In 1256, he met the Dominicans. Attracted by the life of Saint Dominic, Albert joined the Brothers of Penance, which later became the Order of Penance of Saint Dominic, and continued his works of charity in his new state. As a lay brother he was closely associated with the religious but lived in the world so that he was able to continue his pilgrimages. At home, he assisted the Dominican fathers in Cremona, working happily in their garden, cultivating the medicinal herbs so necessary at the time, and doing cheerfully all the work he could find that was both heavy and humble.
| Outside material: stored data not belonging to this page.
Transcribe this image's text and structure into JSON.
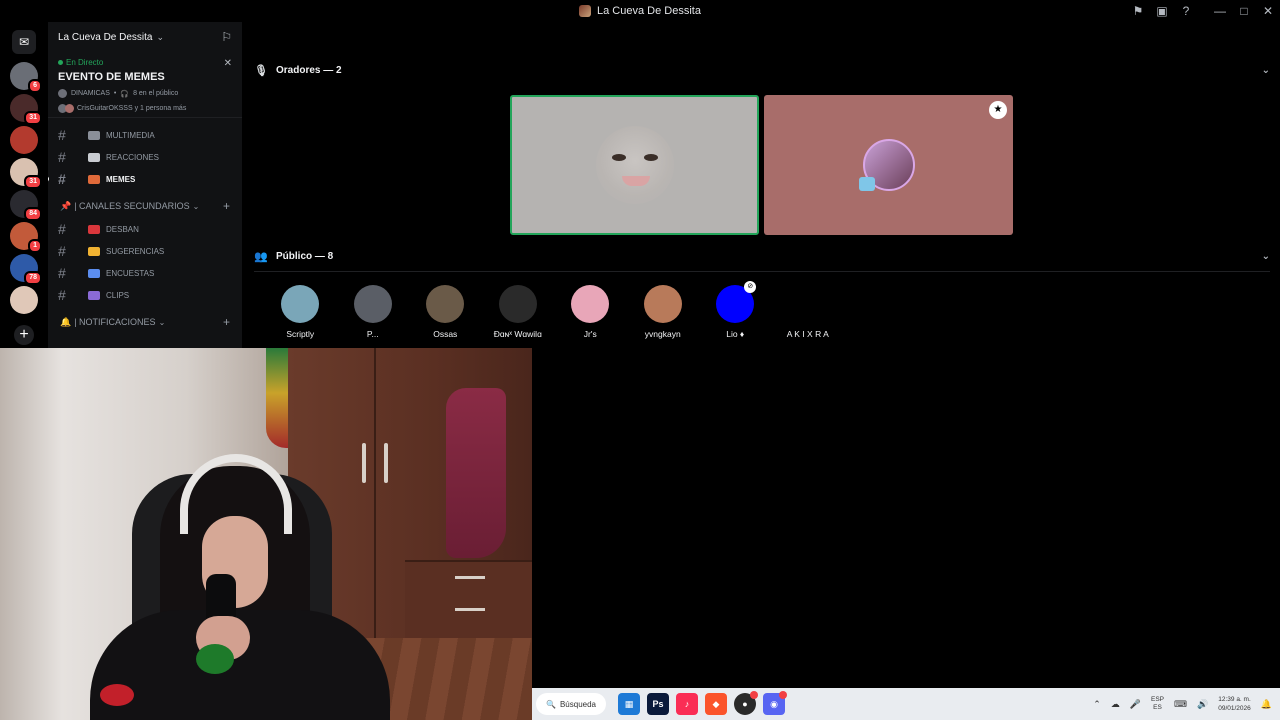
{
  "window": {
    "title": "La Cueva De Dessita",
    "controls": [
      "inbox-icon",
      "help-icon",
      "minimize-icon",
      "maximize-icon",
      "close-icon"
    ]
  },
  "servers": [
    {
      "badge": "6",
      "color": "#6a6e76"
    },
    {
      "badge": "31",
      "color": "#4a2a2a"
    },
    {
      "badge": "",
      "color": "#b33a2e"
    },
    {
      "badge": "31",
      "color": "#d9c1b0"
    },
    {
      "badge": "84",
      "color": "#2a2a30"
    },
    {
      "badge": "1",
      "color": "#c25a3a"
    },
    {
      "badge": "78",
      "color": "#2e5aa8"
    },
    {
      "badge": "",
      "color": "#e0c8b8"
    }
  ],
  "server": {
    "name": "La Cueva De Dessita",
    "live_label": "En Directo",
    "event_title": "EVENTO DE MEMES",
    "event_channel": "DINAMICAS",
    "audience_summary": "8 en el público",
    "attendees_text": "CrisGuitarOKSSS y 1 persona más",
    "channels_top": [
      {
        "name": "MULTIMEDIA",
        "emoji_color": "#8a8f99"
      },
      {
        "name": "REACCIONES",
        "emoji_color": "#c9ccd1"
      },
      {
        "name": "MEMES",
        "emoji_color": "#e06a3a",
        "active": true
      }
    ],
    "category_secondary": "| CANALES SECUNDARIOS",
    "channels_secondary": [
      {
        "name": "DESBAN",
        "emoji_color": "#da373c"
      },
      {
        "name": "SUGERENCIAS",
        "emoji_color": "#f0b232"
      },
      {
        "name": "ENCUESTAS",
        "emoji_color": "#5b8def"
      },
      {
        "name": "CLIPS",
        "emoji_color": "#8a6ad6"
      }
    ],
    "category_notifications": "| NOTIFICACIONES"
  },
  "stage": {
    "speakers_label": "Oradores — 2",
    "audience_label": "Público — 8",
    "audience": [
      {
        "name": "Scriptly",
        "color": "#7aa6b8"
      },
      {
        "name": "P...",
        "color": "#5a5e66"
      },
      {
        "name": "Ossas",
        "color": "#6a5a48"
      },
      {
        "name": "Đɑɴˣ Wɑwilɑ",
        "color": "#2a2a2a"
      },
      {
        "name": "Jr's",
        "color": "#e8a6b8"
      },
      {
        "name": "yvngkayn",
        "color": "#b87a5a"
      },
      {
        "name": "Lio ♦",
        "color": "#0000ff"
      },
      {
        "name": "A K I X R A",
        "color": "#000000"
      }
    ]
  },
  "taskbar": {
    "search_label": "Búsqueda",
    "language_top": "ESP",
    "language_bottom": "ES",
    "time": "12:39 a. m.",
    "date": "09/01/2026"
  }
}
Falling very ill, Albert sent a neighbor for the priest, but there was a long delay, and a dove came bringing him Holy Viaticum. When he died, the bells of Cremona rang of themselves, and people of all classes hurried to view the precious remains. It was planned to bury him in the common cemetery, outside the cloister, as he was a secular tertiary, but no spade could be found to break the ground. An unused tomb was discovered in the church of Saint Matthias, where he had so often prayed, and he was buried there. Many miracles were attributed to him after his death, and the farmer- saint became legendary for his generosity to the poor.
Born: Born in Valle d’Ogna (near Bergamo), Italy, in 1214
Died: died in Cremona, Italy, May 7, 1279
Beatified: cultus approved May 9, 1748 by Pope Benedict XIV
Representation: In art, Saint Albert is a farm laborer cutting through a stone with a scythe. He may shown be shown (1) when a dove brings him the viaticum, or (2) with a dove, Host, and censer near him. Albert is the patron of bakers and day-laborers, and is venerated in Cremona, Bergamo, and Ogna.